Wenn es jemanden gibt, in dessen Gedichten man »philosophische Wahrheit« verortet, dann ist es sicher Hölderlin
In der philosophischen Beschäftigung mit fiktionaler Literatur gibt es, grob gesagt, zwei Hauptströmungen: Kognitivisten sind der Meinung, dass in ihr tatsächlich konkretes Wissen transportiert wird. Das könnte zum Beispiel in Satzform ausdrückbares Wissen sein, wie wir es auch aus einem Sachbuch, einer wissenschaftlichen Studie oder einem Experiment gewinnen könnten. »Schuld und Sühne« wäre dann so etwas wie eine 768 Seiten lange hypothetische Fallstudie, aus der wir Wissen über moralische Werte und das menschliche Verhalten entnehmen können. Es könnte auch »nicht satzförmiges« Wissen sein: eine Art praktische Kompetenz, die uns hilft, unser Leben zu bewältigen, ohne dass man ihren Inhalt niederschreiben könnte.

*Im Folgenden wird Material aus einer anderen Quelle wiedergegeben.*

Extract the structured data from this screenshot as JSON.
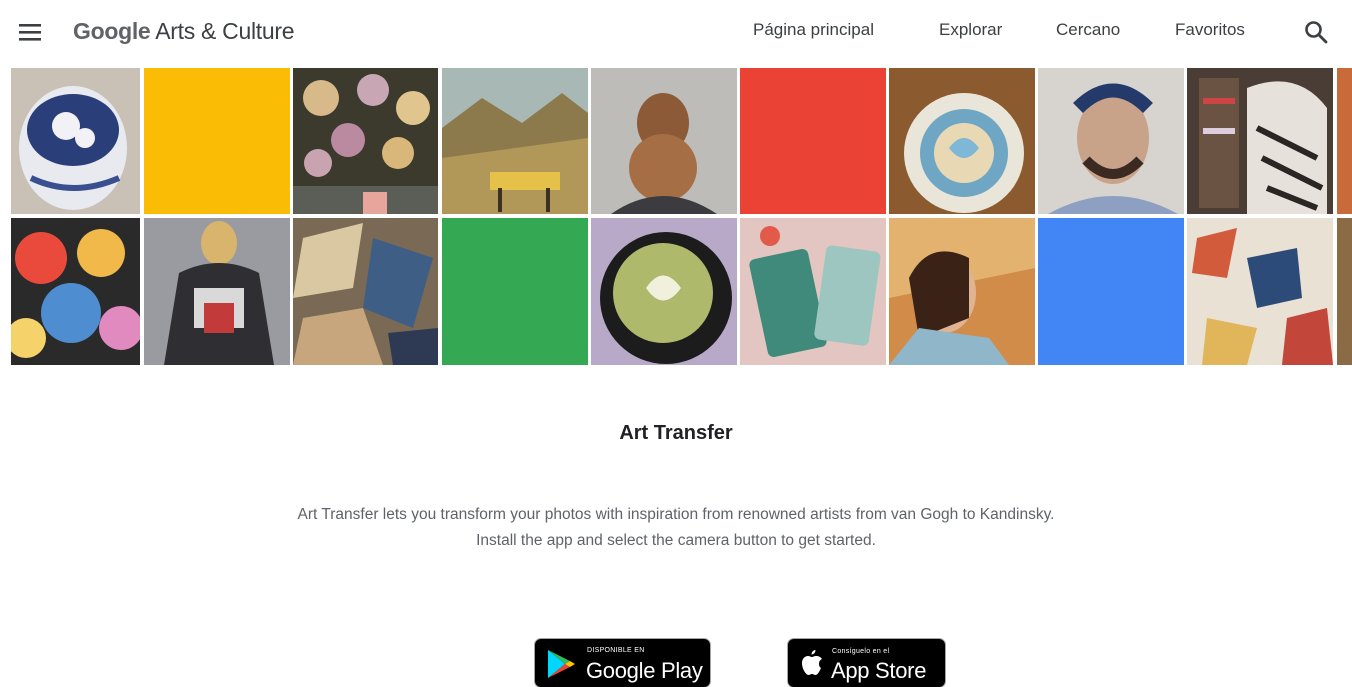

Nonkognitivisten sehen das anders. Sie sind der Meinung, dass Literatur uns vielleicht ermöglicht, bestimmte Erfahrungen zu machen (und sei es nur, unterhalten, gelangweilt oder verängstigt zu werden), sie uns aber als solche keine Wahrheit vermittelt: Wenn wir einen Roman lesen und etwas lernen, sei das eine Nebenfolge, weil das Buch sozusagen auch Sachbuchaspekte habe. Mit seinem eigentlichen Charakter als Roman habe der Lerneffekt nichts zu tun.
Wie so oft in der Philosophie sind die Meinungen geteilt, und die Diskussion ist vielleicht interessanter als das mögliche Ergebnis. Was ich persönlich aus der Arbeit an dieser Kolumne mitgenommen habe, ist zum einen, dass ich endlich einmal etwas von Dostojewski oder Hölderlin lesen sollte. Zum anderen: Wenn ich fiktionale Literatur lese, habe ich (wie vermutlich wir alle) regelmäßig Aha-Momente, in denen ich meine, etwas Neues erfahren zu haben. In Zukunft werde ich versuchen, genauer darauf zu achten, was dieses Neue ist und was seinen Wert ausmacht. Die Philosophie hat mir also einen neuen Blick auf mich selbst eröffnet: Sie hilft mir, mich zu reflektieren. Dafür ist sie da – nicht nur, aber auch.